Indiana Public Retirement System
- Industry: Pension fund
- Founded: 2011
- Headquarters: Indianapolis, Indiana, U.S.
- Key people: Steve Russo
- Website: www.in.gov/inprs

= Indiana Public Retirement System =

Pension fund for public employees in Indiana

Indiana Public Retirement System (INPRS) is a U.S.-based pension fund responsible for the pension assets for public employees in the state of Indiana. INPRS is among the largest 100 pension funds in the United States, with $47.961 billion in actuarial accrued liabilities and $34.479 billion in actuarial assets as of June 30, 2021. The fund administers and manages several pension funds in the State of Indiana, the two largest of which are the Indiana State Teachers' Retirement Fund and the Indiana Public Employees' Retirement Fund. The others are the 1977 Police Officers' and Firefighters' Retirement Fund; the Judges' Retirement System; the Excise, Gaming, and Conservation Officers' Retirement Fund; the Prosecuting Attorneys' Retirement Fund; the Legislators' Defined Benefit Fund; and the Legislators' Defined Contribution Fund. Each of the current funds remains separate but all are administered by the nine-member board of trustees of INPRS.

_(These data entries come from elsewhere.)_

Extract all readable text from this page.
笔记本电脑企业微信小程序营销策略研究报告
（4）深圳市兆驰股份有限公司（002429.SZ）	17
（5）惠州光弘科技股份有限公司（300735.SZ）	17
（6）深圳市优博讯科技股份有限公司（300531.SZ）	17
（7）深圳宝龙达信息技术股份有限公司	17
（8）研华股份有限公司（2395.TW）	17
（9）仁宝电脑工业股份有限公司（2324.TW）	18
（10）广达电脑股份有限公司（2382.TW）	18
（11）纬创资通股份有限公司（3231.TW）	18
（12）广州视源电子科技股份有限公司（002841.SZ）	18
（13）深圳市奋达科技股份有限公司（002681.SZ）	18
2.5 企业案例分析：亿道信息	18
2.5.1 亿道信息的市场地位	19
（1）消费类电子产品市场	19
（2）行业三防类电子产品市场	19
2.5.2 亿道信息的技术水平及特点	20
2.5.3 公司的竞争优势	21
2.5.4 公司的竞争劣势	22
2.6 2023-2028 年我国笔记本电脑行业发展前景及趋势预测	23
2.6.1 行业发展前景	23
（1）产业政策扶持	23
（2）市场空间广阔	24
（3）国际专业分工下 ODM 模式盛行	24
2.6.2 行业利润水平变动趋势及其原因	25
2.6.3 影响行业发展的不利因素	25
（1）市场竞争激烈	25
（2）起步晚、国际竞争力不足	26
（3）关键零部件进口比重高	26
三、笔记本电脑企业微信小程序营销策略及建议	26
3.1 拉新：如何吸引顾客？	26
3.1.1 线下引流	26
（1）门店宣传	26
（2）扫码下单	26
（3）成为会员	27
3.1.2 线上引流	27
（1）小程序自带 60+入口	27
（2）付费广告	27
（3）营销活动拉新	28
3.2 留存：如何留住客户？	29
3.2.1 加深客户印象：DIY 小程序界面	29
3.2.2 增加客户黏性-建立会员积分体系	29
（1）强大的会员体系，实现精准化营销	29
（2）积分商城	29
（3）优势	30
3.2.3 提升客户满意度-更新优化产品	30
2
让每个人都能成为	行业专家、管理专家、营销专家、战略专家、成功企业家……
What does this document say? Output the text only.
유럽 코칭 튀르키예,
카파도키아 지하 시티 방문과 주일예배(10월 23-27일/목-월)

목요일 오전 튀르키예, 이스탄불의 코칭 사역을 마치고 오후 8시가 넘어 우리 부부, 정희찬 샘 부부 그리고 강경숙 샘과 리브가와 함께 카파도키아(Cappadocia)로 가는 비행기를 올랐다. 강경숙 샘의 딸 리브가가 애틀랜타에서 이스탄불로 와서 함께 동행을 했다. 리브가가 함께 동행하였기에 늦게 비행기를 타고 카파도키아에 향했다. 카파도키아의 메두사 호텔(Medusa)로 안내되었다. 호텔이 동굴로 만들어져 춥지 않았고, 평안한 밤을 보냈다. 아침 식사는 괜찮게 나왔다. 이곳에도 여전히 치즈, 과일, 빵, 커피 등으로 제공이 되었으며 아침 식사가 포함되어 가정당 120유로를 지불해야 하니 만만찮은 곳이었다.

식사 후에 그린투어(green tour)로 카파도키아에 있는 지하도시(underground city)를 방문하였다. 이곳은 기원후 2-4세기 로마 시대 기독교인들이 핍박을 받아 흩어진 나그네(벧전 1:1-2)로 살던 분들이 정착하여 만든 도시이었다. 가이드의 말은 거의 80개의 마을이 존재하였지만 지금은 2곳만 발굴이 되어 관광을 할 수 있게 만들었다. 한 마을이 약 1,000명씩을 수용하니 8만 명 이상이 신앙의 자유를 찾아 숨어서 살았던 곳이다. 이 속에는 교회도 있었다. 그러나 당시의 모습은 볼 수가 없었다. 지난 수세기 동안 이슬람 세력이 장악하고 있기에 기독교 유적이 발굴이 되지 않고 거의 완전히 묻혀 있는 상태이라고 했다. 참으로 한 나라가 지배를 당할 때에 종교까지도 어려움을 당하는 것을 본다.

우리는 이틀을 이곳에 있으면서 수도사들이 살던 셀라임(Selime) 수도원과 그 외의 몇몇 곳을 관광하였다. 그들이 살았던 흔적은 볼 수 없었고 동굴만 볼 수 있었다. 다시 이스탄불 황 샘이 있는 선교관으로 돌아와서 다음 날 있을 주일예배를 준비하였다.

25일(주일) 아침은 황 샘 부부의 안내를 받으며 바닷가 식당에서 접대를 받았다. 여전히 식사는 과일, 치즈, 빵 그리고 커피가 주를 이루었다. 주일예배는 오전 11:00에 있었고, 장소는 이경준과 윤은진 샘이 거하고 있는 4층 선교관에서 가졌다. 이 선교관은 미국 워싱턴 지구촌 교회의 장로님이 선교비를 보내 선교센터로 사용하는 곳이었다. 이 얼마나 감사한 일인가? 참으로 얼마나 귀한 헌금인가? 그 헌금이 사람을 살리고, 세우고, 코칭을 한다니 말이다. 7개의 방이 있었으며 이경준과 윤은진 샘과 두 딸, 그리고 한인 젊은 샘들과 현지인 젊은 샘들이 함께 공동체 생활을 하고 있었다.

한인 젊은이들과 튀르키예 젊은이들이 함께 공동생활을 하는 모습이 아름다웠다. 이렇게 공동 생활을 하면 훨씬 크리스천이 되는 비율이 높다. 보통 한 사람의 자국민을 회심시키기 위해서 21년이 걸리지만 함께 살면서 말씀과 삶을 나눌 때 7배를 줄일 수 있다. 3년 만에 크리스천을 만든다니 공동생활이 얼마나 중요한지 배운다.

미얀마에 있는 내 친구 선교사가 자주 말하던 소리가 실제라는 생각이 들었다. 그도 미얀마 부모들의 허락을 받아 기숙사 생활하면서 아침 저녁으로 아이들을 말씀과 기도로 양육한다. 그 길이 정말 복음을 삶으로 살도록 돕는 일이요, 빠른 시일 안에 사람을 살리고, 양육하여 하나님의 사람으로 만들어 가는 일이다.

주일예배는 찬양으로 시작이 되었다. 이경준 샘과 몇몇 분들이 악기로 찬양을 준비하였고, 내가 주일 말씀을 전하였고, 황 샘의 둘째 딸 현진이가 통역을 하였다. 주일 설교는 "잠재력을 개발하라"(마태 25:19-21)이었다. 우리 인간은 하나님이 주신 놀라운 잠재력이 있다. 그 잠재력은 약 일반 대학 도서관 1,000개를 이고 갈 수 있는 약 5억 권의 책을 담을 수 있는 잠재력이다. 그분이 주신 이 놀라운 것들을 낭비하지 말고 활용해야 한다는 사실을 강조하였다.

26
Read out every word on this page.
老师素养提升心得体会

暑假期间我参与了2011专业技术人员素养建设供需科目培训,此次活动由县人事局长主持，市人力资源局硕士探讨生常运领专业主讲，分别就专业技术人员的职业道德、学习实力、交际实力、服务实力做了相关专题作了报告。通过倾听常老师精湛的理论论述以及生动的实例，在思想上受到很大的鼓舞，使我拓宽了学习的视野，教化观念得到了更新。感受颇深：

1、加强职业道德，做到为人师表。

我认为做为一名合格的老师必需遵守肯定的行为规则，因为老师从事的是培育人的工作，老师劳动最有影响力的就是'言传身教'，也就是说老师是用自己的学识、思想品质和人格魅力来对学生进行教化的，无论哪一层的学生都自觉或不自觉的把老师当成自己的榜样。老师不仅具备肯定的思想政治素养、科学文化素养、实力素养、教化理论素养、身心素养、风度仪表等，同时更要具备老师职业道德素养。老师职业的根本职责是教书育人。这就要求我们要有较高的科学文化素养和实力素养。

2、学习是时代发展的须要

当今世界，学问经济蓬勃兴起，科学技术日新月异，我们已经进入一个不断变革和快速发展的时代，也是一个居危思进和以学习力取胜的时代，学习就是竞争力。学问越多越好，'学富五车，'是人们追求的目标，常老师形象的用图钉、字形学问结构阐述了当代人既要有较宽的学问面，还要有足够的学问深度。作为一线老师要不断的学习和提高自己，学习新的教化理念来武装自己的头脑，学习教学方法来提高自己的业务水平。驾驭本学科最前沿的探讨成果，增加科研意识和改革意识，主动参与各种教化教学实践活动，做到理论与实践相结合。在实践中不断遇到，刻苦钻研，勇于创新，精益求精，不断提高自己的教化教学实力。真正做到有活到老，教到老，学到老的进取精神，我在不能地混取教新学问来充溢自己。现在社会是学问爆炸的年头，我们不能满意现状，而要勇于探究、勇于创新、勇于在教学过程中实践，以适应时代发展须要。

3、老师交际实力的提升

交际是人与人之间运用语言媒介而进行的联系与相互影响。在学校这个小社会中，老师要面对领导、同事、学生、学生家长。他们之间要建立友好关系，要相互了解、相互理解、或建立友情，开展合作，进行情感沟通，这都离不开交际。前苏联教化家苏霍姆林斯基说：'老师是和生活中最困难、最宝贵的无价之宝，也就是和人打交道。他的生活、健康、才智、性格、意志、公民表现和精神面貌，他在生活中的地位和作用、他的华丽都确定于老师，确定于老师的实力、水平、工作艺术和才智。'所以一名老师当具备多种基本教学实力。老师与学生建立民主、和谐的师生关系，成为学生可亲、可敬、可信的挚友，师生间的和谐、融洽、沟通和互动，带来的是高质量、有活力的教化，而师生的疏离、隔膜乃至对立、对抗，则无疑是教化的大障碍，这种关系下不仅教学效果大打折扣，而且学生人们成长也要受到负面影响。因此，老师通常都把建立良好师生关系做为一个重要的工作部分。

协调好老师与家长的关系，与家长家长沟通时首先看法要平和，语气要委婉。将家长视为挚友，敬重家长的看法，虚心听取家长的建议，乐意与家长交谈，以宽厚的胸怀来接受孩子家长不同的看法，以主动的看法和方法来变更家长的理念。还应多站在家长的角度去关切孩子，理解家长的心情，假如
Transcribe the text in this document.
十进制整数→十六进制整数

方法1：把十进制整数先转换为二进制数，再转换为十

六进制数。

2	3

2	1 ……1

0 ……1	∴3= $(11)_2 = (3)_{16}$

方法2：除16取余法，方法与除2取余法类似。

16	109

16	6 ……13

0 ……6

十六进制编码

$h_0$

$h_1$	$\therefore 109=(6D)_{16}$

INPRS covers 507,957 members consisting of 214,882 active employees, 163,663 benefit recipients, and 129,412 inactive members. In fiscal year 2021, its various funds paid out approximately $3.4 billion in annual benefits and received $3.2 billion in annual employer and employee contributions as well as income from its investment portfolio. The portfolio totaled $45.8 billion of assets under management as of June 30, 2021. Overall, INPRS has an approximately 89.0 percent funded actuarial value as of June 30, 2021, excluding a pay-as-you-go plan relating to the Indiana Teachers' Retirement Fund.

INPRS also oversees three non-retirement funds: the Pension Relief Fund, the Public Safety Officers’ Special Death Benefit Fund, and the State Employees’ Death Benefit Fund.